Hey guys. I found this at the Seki cutlery festival for 25 bucks! Unfortunately, with plenty of internet research, I've yet to know what this type is called and what it's used for. Any and all help is appreciated. Thanks!


----------



## HRC_64 (Oct 13, 2018)

Looks like misono moly series knife,
probably made in seki a-la-masahiro, 
misono, etc factory scale brands.

https://japanesechefsknife.com/collections/misono-molybdenum-steel-series


----------



## Xenif (Oct 13, 2018)

My best guess is a watermelon knife

You see them in asia at fruit stalls and also in old hong kong gangster movies


----------



## Xenif (Oct 13, 2018)

For reference


----------



## Kippington (Oct 13, 2018)

It's a naaaaaakiiiiiirrriiiiiiiii.
Obviously.


----------



## donhoang14 (Oct 14, 2018)

Kippington said:


> It's a naaaaaakiiiiiirrriiiiiiiii.
> Obviously.



But why is this Nakiri really curved up towards the tip?


----------



## donhoang14 (Oct 14, 2018)

HRC_64 said:


> Looks like misono moly series knife,
> probably made in seki a-la-masahiro,
> misono, etc factory scale brands.
> 
> https://japanesechefsknife.com/collections/misono-molybdenum-steel-series



It definitely is that series.
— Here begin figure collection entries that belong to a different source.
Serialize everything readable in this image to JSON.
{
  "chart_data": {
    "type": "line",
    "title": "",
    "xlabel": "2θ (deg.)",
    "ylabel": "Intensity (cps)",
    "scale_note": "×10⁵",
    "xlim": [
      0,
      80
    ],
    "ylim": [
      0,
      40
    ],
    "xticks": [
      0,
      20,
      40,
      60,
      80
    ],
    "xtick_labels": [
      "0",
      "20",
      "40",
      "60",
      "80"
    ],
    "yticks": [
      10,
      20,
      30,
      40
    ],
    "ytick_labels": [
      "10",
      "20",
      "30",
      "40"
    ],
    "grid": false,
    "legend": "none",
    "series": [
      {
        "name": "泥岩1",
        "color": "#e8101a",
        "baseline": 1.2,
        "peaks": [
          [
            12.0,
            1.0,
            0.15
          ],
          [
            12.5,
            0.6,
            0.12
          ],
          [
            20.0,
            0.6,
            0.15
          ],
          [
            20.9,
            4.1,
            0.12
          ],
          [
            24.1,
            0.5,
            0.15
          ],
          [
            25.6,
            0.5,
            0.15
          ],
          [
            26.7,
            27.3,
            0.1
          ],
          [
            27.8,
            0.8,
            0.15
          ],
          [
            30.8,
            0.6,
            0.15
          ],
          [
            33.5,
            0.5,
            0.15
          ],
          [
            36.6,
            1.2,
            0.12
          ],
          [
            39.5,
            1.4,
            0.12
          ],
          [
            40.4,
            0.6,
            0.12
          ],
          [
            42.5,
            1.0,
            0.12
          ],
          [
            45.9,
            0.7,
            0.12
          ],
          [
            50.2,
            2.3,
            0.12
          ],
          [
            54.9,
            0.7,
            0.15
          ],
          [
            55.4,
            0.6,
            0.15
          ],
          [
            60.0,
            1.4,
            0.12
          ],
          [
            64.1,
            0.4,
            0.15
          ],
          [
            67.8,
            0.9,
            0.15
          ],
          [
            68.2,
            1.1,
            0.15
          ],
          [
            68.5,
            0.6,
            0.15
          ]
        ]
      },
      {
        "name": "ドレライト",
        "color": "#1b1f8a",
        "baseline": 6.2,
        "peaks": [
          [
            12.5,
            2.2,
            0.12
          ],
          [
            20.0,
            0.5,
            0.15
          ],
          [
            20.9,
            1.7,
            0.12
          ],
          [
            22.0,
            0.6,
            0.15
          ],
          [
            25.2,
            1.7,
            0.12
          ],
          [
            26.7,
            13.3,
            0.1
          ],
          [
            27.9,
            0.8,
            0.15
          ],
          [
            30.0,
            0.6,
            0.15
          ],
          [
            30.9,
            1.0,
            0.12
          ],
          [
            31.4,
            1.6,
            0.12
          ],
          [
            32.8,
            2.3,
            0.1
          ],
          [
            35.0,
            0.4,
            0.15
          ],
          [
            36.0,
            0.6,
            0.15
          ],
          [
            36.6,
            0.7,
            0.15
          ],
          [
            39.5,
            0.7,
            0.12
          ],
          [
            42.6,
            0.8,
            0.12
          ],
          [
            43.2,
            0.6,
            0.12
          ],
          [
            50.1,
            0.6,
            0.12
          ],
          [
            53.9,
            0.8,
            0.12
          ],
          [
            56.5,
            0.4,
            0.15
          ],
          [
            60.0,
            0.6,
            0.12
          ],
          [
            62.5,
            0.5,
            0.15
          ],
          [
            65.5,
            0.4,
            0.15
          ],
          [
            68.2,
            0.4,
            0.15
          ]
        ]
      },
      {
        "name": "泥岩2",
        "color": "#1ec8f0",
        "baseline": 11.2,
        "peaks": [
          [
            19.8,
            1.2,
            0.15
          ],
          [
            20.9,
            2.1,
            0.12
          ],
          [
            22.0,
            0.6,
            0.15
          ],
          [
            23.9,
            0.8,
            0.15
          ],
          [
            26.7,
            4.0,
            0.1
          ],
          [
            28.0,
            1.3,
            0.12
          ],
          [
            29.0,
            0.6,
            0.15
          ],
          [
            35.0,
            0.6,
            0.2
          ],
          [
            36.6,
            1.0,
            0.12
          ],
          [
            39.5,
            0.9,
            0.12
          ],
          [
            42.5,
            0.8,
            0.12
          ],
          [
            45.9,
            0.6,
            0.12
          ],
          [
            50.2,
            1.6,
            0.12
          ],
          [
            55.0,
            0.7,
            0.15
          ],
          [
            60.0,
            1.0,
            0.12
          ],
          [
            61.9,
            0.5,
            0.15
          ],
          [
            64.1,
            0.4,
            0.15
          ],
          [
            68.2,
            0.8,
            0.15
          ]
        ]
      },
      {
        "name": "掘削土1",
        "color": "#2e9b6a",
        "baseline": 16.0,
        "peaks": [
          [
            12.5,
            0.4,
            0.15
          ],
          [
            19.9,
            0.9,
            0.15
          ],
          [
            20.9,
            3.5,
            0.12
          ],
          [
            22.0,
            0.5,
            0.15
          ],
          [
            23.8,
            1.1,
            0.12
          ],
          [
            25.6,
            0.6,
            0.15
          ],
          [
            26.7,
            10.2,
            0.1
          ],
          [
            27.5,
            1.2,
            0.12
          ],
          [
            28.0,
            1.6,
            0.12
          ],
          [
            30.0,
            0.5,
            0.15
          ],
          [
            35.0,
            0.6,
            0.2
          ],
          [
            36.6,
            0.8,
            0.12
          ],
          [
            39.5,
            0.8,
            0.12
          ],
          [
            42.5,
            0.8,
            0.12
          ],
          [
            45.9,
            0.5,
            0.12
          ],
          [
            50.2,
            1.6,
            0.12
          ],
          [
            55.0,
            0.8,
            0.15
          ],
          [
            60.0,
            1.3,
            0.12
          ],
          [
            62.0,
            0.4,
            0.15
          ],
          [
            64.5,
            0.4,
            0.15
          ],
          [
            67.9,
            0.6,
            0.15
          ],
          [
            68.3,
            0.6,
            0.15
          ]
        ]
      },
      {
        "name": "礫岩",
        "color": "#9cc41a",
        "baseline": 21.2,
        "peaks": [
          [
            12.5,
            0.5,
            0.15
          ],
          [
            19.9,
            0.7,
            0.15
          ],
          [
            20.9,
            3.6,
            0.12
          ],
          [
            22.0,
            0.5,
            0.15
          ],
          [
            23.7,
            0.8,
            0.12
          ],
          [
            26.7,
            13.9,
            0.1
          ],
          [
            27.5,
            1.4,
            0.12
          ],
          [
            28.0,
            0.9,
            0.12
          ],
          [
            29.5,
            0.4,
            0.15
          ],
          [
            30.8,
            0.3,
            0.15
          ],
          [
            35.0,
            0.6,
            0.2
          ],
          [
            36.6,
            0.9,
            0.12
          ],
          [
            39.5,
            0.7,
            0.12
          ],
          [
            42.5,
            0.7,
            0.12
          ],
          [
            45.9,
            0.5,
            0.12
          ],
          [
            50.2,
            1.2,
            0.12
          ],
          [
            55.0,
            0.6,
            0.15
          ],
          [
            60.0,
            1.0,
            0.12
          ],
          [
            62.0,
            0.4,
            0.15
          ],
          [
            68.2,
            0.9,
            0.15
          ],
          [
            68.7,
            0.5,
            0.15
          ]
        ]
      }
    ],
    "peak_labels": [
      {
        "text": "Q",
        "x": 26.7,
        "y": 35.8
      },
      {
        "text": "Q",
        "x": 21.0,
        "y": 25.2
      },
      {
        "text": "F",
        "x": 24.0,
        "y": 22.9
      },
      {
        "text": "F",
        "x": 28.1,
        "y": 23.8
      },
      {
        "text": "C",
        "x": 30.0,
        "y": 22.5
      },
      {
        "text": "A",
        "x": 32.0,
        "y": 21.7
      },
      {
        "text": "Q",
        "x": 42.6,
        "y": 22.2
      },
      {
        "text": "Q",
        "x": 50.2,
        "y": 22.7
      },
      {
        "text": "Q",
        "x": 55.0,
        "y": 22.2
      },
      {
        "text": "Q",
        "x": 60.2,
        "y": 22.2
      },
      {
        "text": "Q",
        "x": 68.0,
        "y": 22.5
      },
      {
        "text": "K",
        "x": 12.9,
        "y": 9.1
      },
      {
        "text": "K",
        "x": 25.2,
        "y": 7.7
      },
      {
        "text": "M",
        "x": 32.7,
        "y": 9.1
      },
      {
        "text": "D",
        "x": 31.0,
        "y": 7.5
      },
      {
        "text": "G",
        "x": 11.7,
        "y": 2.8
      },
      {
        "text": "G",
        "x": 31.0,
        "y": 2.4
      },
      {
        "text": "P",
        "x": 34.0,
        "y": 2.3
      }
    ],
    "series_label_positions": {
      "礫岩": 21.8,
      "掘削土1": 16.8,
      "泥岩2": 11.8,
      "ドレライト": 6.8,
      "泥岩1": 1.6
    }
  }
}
I just haven't found this particular knife anywhere on the internet.


----------



## donhoang14 (Oct 14, 2018)

Xenif said:


> My best guess is a watermelon knife
> 
> You see them in asia at fruit stalls and also in old hong kong gangster movies



Haha I just got me a gangsta knife then!


----------



## Garm (Oct 15, 2018)

To me this looks like a Gyuto where the tip has broken off and someone has reground it to a Nakiri-like shape. 
For 25$ it's a score regardless of what it is or has been.


----------



## parbaked (Oct 15, 2018)

Garm said:


> To me this looks like a Gyuto where the tip has broken off and someone has reground it to a Nakiri-like shape.



^ This...I think it's called an "_oshitsu bocho"_


----------